Até que alguns meses depois tudo desmoronasse em torno de si, não poderia ser um momento pior, ela pensou consigo mesma enquanto derramava mais um comprimido pálido em sua garganta seca. A dor ainda era a mesma viajante de meses atrás, a ponta roliça de suas rodinhas batendo mais e mais contra seu esqueleto duro, como alguma madame que insistia em subir às escadas do aeroporto sem suspender sua bagagem. Dessa vez ela tomou de Andrea não somente seu apetite e sua disposição. Sua enxaqueca parecia uma amante cada vez mais exigente, ela notou. A dor lhe tirou sua coordenação motora dessa vez, a fazendo despencar contra às escadas afiadas do seu jornal e ralando mais que somente seu joelhos direito. Seu chefe perguntou-lhe se andava bebendo no expediente e ela riu em sua cara, dolorosamente consciente do que parecia, além de bêbada, psicologicamente instável.

Oito dias sem sono, com comida mal preenchendo seu estômago antes que ela pudesse vomitar todo o seu conteúdo no vaso sanitário pálido do seu banheiro, a dor se foi.

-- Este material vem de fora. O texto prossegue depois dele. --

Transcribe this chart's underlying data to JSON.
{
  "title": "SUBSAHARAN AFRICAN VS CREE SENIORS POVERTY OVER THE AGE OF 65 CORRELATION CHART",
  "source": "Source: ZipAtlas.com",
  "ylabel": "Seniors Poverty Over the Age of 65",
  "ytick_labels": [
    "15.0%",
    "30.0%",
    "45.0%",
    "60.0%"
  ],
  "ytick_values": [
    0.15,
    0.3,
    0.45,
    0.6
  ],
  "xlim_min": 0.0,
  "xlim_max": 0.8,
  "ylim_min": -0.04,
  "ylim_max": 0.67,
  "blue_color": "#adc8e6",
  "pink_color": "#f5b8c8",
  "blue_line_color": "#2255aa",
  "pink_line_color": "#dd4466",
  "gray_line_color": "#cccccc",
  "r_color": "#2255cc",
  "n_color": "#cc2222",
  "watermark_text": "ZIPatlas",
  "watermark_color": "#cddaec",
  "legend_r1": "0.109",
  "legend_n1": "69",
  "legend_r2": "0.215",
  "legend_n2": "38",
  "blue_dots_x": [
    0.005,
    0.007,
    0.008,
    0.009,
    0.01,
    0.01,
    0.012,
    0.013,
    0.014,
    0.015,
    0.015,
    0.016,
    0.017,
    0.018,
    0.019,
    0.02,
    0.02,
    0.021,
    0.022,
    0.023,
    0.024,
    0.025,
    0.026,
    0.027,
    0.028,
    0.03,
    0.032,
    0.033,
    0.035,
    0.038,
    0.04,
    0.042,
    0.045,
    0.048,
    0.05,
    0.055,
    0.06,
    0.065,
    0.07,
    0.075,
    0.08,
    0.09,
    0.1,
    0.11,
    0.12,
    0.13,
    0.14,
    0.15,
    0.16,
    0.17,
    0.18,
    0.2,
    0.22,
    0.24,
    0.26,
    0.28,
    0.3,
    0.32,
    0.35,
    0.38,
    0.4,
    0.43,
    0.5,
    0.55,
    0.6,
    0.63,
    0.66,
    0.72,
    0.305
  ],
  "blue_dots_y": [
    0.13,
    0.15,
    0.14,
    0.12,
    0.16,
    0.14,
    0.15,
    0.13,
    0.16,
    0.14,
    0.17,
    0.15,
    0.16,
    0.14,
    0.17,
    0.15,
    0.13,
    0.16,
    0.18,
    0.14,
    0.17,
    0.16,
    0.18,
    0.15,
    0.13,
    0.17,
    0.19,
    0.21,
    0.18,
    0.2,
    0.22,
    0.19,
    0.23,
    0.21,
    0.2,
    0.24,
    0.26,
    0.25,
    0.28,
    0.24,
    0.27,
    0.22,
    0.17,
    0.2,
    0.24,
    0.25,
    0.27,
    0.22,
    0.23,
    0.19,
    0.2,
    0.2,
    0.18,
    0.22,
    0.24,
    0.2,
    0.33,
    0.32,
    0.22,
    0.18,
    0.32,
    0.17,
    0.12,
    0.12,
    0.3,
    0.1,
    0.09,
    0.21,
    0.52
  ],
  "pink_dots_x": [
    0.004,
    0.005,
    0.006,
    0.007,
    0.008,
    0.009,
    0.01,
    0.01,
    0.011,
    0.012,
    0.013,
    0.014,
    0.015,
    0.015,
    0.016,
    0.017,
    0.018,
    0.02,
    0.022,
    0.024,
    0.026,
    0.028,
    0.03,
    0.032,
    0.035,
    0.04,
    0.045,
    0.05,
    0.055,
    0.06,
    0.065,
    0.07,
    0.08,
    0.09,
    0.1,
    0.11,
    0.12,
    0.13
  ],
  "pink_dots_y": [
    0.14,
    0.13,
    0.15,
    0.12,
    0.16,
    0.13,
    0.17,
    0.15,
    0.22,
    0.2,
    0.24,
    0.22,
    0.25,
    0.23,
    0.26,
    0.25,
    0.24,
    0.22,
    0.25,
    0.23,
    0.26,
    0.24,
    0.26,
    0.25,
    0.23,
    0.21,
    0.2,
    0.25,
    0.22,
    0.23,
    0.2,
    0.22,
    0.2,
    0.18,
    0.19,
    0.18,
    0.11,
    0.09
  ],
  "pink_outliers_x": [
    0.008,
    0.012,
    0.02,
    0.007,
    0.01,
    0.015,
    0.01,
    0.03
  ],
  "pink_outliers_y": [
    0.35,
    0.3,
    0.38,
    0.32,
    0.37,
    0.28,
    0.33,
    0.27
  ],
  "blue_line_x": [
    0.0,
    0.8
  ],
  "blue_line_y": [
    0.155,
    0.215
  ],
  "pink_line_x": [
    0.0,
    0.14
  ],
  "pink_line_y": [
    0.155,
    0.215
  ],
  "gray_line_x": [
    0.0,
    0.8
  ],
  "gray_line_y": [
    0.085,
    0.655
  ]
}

Subitamente, como se fosse uma maldição. Algo pelo qual ela estava reduzida a lidar de forma torturante, até que seu algaz se desse por satisfeito e a libertar-se para sua vida comum.

Andrea teve mais longos três meses para continuar a empurrar seu medo debaixo dos seus travesseiros molhados, ela teve longos dias mastigando o mais lentamente possível apenas para que seu ouvido não capturasse um único som, ela temia que uma vez notada, sua cabeça voltaria a lhe importunar duramente. Seu cérebro tornou-se uma constante ameaça, um animal perigoso confinado dentro do seu crânio esbranquiçado, esperando, desesperadamente esperando, apenas por uma oportunidade para a reduzir em ossos e carne viva. Era como viver em completa ameaça. Como ter uma bomba relógio amarrada em sua coluna vertebral. Ela sentava-se com cuidado na cadeira do seu escritório, ela alimentava-se com comidas macias apenas para não fazer barulho, ela desapegou-se da música muito mais facilmente do que poderia imaginar, ela deixou que a televisão se tornasse um enfeite em seu apartamento e finalmente, ela tornou-se uma escrava para seus neurônios instáveis.